Key issues. Under the impacts of climate change and strong human activities, the water resources situation in the Yellow River Basin (795000 km2) has greatly changed. The existing main issues include: 1) the annual average runoff at the Tongguan gauge station since 2010 has decreased by 34% compared with that from 1919 to 1959, and the sediment has decreased by 94%; 2) the continuously-increased socio-economic water use has caused insufficient environment flow in rivers and groundwater overexploitation; 3) the urbanization progress since 1980s has led to urban inundation and water quality deterioration problems. It is highly desired to quantify and attribute the water resources decrease and to study the adaptive strategies of water resources management.
Methodology. The distributed hydrology model WEP with combinations of statistical analysis of hydro-meteorological data and remote-sensing data are adopted to address the above-mentioned issues. Both natural hydrological processes and water utilization processes are depicted in the model, and the observed flow series at main gauge stations are used to validate the model.

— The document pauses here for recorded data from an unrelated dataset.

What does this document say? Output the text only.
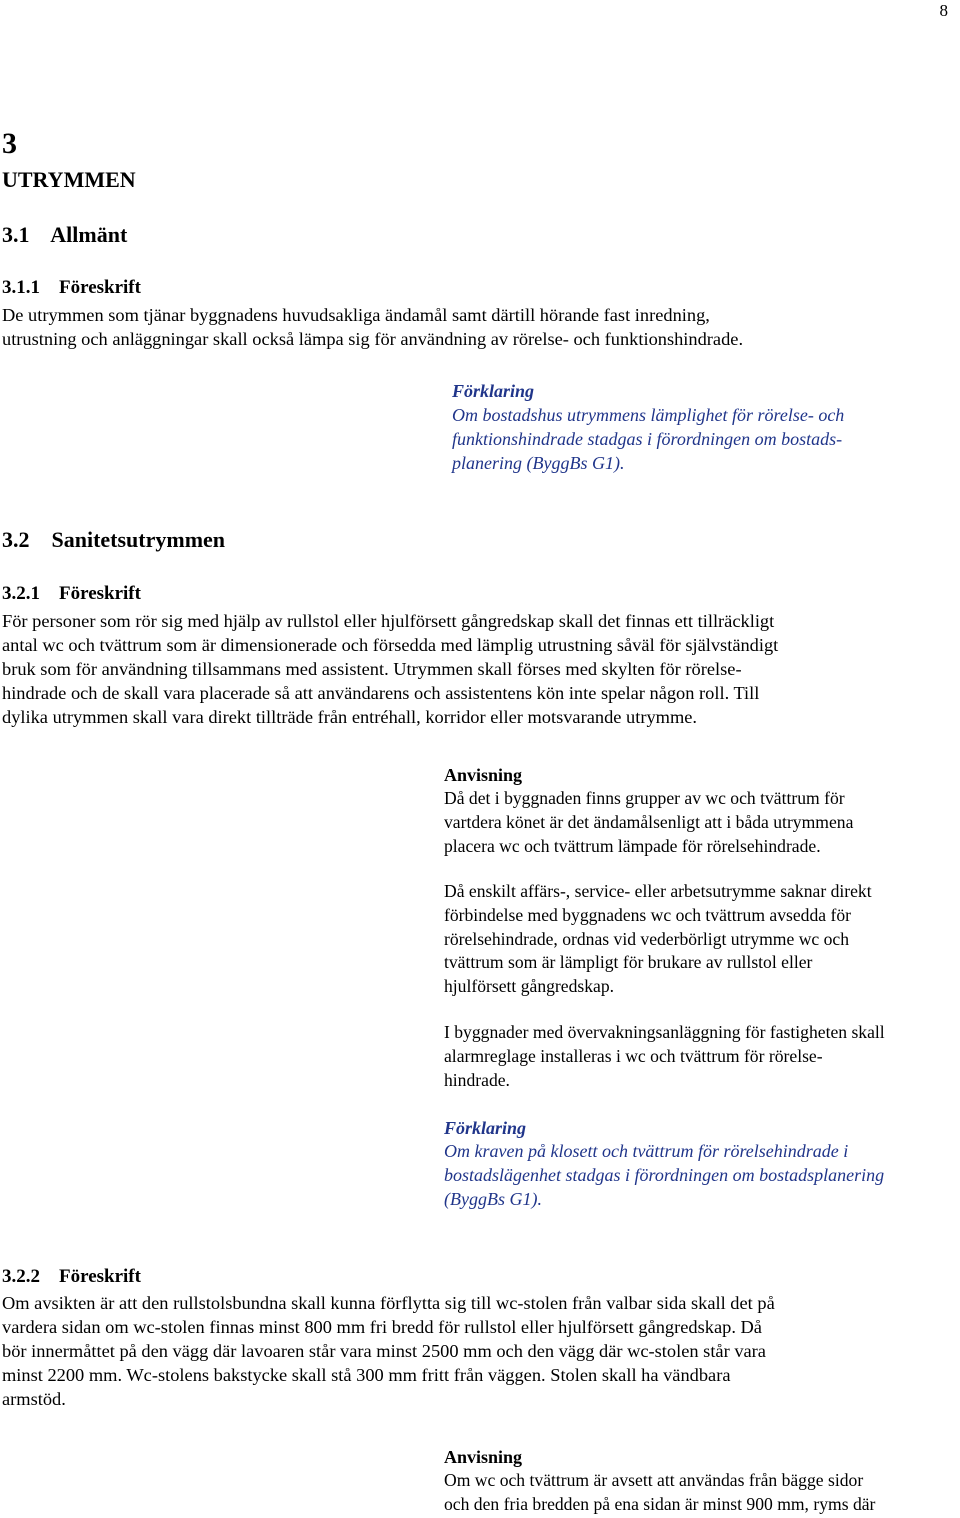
8
3
UTRYMMEN
3.1    Allmänt
3.1.1    Föreskrift

De utrymmen som tjänar byggnadens huvudsakliga ändamål samt därtill hörande fast inredning,
utrustning och anläggningar skall också lämpa sig för användning av rörelse- och funktionshindrade.

Förklaring

Om bostadshus utrymmens lämplighet för rörelse- och
funktionshindrade stadgas i förordningen om bostads-
planering (ByggBs G1).

3.2    Sanitetsutrymmen
3.2.1    Föreskrift

För personer som rör sig med hjälp av rullstol eller hjulförsett gångredskap skall det finnas ett tillräckligt
antal wc och tvättrum som är dimensionerade och försedda med lämplig utrustning såväl för självständigt
bruk som för användning tillsammans med assistent. Utrymmen skall förses med skylten för rörelse-
hindrade och de skall vara placerade så att användarens och assistentens kön inte spelar någon roll. Till
dylika utrymmen skall vara direkt tillträde från entréhall, korridor eller motsvarande utrymme.

Anvisning

Då det i byggnaden finns grupper av wc och tvättrum för
vartdera könet är det ändamålsenligt att i båda utrymmena
placera wc och tvättrum lämpade för rörelsehindrade.

Då enskilt affärs-, service- eller arbetsutrymme saknar direkt
förbindelse med byggnadens wc och tvättrum avsedda för
rörelsehindrade, ordnas vid vederbörligt utrymme wc och
tvättrum som är lämpligt för brukare av rullstol eller
hjulförsett gångredskap.

I byggnader med övervakningsanläggning för fastigheten skall
alarmreglage installeras i wc och tvättrum för rörelse-
hindrade.

Förklaring

Om kraven på klosett och tvättrum för rörelsehindrade i
bostadslägenhet stadgas i förordningen om bostadsplanering
(ByggBs G1).

3.2.2    Föreskrift

Om avsikten är att den rullstolsbundna skall kunna förflytta sig till wc-stolen från valbar sida skall det på
vardera sidan om wc-stolen finnas minst 800 mm fri bredd för rullstol eller hjulförsett gångredskap. Då
bör innermåttet på den vägg där lavoaren står vara minst 2500 mm och den vägg där wc-stolen står vara
minst 2200 mm. Wc-stolens bakstycke skall stå 300 mm fritt från väggen. Stolen skall ha vändbara
armstöd.

Anvisning

Om wc och tvättrum är avsett att användas från bägge sidor
och den fria bredden på ena sidan är minst 900 mm, ryms där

Results. The study results show that climate variation, soil conservation and water use facilities are main reasons for the water resources decrease in the basin, and six rules of water resources evolution are summarized, including surface water and groundwater change, and blue water (runoff of surface water and groundwater) and green water (utilized by ecosystem) etc. An interesting finding is the groundwater resources unrepeated with the surface water resources has obviously increased contrasting to the obvious decrease of surface water resources. Adaptive strategies for ensuring water resources security in the basin are suggested from the aspects of comprehensive water-saving, ecological sponge watershed construction, optimal water resources allocation, and legislation-institution arrangements including updating water rights allocation, water pricing, environmental flow guarantee mechanism etc.
Results implications. The study is believed to be of a referential value for policy-making in the water management in the Yellow River basin under the changing environment.